Нога у него после перевязки перестала болеть, но как-то одеревенела до самого паха, и по всему бедру словно мурашки бегали. Он не обращал, на это внимание, занятый своими мыслями.
— Выздоровею! Наверное, так и есть — вот ведь Амброжий всю ногу потерял… на деревяшке ходит… И говорит, что как рукой снимет… Но Борына меня выгонит:, куда ему работник без ноги?.. Ни пахать, ни на другую работу не годится… Что же мне тогда делать? Только скотину пасти или побираться… по миру пойти, у костела сидеть… Или, как старый лапоть — на помойку… подыхать под забором… Иисусе милосердный!..
Он вдруг все понял и даже приподнялся от оглушившей его тревоги. — Иисусе! Иисусе! — твердил он лихорадочно, словно в беспамятстве, дрожа всем телом.
Захлебнулся тяжким, отчаянным плачем, бессильным воплем человека, который летит в пропасть и нет ему спасения.
Долго он выл и метался в муке, но уже сквозь слезы и отчаяние у него мелькали какие-то смутные идеи и решения, и он мало-помалу успокаивался и так ушел в себя, что ничего не слышал.
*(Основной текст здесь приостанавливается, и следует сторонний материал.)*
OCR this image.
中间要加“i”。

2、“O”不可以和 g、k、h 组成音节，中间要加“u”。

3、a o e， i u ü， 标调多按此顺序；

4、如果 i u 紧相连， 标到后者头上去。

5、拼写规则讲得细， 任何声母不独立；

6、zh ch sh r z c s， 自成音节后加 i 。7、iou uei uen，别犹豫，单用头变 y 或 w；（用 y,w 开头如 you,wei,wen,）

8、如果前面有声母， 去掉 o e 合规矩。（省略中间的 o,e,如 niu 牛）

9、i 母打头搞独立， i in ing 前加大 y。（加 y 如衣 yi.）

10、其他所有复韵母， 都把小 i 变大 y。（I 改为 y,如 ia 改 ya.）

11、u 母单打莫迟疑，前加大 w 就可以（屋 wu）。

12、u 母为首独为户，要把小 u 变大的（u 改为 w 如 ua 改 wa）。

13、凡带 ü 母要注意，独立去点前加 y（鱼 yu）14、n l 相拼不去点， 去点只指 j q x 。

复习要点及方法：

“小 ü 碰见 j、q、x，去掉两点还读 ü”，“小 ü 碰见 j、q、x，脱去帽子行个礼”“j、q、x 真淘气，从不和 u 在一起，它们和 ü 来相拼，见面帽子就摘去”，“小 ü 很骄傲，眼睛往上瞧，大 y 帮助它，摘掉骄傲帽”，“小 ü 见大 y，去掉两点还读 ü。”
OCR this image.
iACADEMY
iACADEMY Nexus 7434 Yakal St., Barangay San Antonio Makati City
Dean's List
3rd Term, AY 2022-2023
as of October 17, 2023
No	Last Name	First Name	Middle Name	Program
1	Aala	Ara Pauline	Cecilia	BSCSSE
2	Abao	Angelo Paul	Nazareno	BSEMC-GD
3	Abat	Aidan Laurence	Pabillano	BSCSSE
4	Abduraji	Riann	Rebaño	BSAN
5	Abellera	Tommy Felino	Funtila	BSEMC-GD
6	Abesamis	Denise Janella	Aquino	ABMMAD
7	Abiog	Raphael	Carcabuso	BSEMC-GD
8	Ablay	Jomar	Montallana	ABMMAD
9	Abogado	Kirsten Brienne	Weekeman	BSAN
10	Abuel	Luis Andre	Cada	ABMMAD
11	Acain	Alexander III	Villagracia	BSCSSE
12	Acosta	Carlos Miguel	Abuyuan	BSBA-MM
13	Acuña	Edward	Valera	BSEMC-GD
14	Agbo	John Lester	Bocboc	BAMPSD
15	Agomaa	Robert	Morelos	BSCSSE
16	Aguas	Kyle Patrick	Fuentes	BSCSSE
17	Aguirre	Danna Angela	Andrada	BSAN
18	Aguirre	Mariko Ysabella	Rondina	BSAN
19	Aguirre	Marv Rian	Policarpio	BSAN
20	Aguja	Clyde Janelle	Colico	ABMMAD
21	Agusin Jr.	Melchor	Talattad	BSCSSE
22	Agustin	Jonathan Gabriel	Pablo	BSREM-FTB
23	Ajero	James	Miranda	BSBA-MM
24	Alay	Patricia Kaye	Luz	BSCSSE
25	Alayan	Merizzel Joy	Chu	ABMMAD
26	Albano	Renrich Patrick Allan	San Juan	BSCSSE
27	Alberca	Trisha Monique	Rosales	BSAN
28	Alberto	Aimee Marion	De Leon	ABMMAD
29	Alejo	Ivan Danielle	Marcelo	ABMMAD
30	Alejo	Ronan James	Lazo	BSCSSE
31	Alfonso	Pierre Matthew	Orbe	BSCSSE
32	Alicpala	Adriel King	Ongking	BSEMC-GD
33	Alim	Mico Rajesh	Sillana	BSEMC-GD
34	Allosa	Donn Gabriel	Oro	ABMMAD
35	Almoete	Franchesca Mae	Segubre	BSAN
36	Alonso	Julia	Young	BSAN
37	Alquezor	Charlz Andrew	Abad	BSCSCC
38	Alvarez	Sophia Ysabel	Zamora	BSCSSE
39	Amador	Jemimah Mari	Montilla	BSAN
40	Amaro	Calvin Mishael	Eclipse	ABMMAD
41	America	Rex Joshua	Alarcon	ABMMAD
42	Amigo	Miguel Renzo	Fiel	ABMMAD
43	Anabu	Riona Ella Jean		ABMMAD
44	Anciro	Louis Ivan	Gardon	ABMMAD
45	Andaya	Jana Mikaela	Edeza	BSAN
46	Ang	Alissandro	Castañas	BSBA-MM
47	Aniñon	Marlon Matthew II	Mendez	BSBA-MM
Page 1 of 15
Как сквозь сон, звучали где-то близко музыка, песни, шум.
В это время гости провожали молодую в дом Борыны, чтобы там продолжать свадебный пир.
Немного раньше туда отвели откормленную корову и перевезли сундук, перины, всякую мебель, все, что Ягуся получила в приданое.
И вот теперь, после захода солнца, когда сумерки окутали землю туманом, предвещавшим перемену погоды, все из дома Доминиковой пошли к Борыне.
Впереди шли музыканты и весело наигрывали, за ними мать, братья и кумовья вели Ягусю, еще одетую в подвенечный наряд, а позади гурьбой валили гости.
Не спеша огибали они озеро, которое все больше темнело, отдавая свой блеск вечернему сумраку, шли в тумане, в безмолвии мрака, еще не освещенного ни одной звездой. Топот ног и музыка звучали как-то отрывисто и глухо, словно из-под воды.
Молодежь несколько раз начинала подпевать музыкантам, по временам какая-нибудь кума заводила песню или мужик вскрикивал "да-дана", но они быстро умолкали. Настоящего веселья не было, сырость и холод пронизывали до костей.